Catfish and the Bottlemen singles chronology
| "Rango" (2013) | "Kathleen" (2014) | "Fallout" (2014) |

Music video
- "Kathleen" on YouTube

= Kathleen (song) =

"Kathleen" is the third single by Welsh indie rock band Catfish and the Bottlemen. The song was included in their EP, Kathleen and the Other Three, and their debut studio album, The Balcony. The single was digitally released on 18 March 2014 as a music video, and on 7 April 2014, the 7-inch version of the single was released. The single did not contain a B-side.

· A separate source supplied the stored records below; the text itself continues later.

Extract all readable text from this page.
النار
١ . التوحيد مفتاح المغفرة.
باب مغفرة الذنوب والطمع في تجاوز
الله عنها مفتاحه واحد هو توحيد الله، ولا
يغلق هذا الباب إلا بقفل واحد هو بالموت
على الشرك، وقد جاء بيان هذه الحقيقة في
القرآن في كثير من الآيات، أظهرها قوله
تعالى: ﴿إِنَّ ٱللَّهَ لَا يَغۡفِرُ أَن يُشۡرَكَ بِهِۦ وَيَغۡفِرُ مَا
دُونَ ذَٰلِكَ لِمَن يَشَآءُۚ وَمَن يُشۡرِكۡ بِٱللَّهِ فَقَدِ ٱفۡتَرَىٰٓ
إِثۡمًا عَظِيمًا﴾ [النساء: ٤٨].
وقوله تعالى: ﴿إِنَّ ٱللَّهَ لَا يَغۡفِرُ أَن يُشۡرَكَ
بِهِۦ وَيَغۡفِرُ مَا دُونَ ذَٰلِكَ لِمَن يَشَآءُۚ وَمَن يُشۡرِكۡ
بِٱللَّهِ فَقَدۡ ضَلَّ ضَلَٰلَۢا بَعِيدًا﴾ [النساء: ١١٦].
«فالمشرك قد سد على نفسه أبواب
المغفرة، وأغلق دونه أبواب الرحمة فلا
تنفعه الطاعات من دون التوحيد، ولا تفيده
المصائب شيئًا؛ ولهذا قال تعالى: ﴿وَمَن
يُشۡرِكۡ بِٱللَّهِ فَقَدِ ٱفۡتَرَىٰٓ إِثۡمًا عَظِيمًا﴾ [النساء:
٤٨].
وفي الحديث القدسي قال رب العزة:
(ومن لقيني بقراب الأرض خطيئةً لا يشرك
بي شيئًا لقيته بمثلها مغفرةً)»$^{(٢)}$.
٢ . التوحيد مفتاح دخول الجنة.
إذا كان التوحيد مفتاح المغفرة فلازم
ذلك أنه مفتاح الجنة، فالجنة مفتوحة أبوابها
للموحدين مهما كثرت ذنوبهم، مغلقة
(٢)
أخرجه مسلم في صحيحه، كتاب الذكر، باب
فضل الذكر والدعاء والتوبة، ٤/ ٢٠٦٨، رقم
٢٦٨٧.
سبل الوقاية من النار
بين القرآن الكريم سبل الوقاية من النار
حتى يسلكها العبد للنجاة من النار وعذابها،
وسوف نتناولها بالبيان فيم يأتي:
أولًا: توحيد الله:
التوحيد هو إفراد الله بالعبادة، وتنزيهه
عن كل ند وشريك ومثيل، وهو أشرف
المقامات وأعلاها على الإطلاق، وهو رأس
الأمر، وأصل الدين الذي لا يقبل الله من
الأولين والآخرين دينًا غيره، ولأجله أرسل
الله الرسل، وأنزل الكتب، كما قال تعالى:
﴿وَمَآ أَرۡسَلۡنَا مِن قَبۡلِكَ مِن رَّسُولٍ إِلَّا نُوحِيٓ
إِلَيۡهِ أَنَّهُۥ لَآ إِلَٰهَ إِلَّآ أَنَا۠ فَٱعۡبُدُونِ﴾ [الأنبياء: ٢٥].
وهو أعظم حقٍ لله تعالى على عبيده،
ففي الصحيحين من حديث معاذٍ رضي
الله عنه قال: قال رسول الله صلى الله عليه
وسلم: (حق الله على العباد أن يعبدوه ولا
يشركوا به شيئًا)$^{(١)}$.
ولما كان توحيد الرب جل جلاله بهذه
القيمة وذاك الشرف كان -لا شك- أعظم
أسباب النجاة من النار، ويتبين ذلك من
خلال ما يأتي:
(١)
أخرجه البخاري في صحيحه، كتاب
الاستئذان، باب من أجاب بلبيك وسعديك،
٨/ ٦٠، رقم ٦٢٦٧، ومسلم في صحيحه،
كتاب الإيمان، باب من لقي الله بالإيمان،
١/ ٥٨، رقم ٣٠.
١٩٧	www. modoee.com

Commercially, the song was the most successful single released on The Balcony. It was the band's first song to chart in Japan and the United States. The song was the band's second to chart in their native United Kingdom, reaching number 110 on the UK Singles Chart and number 11 on the UK Independent Singles Chart. In the US, the song reached number 17 on the Billboard Alternative Songs chart and number 40 on the Hot Rock Songs chart after receiving moderate radio airplay. In Japan, the song reached number 82 on the Japan Hot 100. The song additionally reached Platinum status by the British Phonographic Industry.

== Music video ==
The music video has the band performing the song in a studio with anaglyph effects with various hues of cyan and red to create a three-dimensional stereoscopic effect.

== Track listing ==

| No. | Title | Length |
|---|---|---|
| 1. | "Kathleen" | 2:44 |
| Total length: |  | 2:44 |

== Charts ==

| Chart (2014–15) | Peak position |
|---|---|
| Japan Hot 100 (Billboard) | 82 |
| UK Singles (Official Charts) | 110 |
| UK Indie (Official Charts) | 11 |
| US Alternative Airplay (Billboard) | 17 |
| US Hot Rock & Alternative Songs (Billboard) | 40 |

== Certifications ==

| Region | Certification | Certified units/sales |
| United Kingdom (BPI) | 2× Platinum | 1,200,000^{‡} |
^{‡} Sales+streaming figures based on certification alone.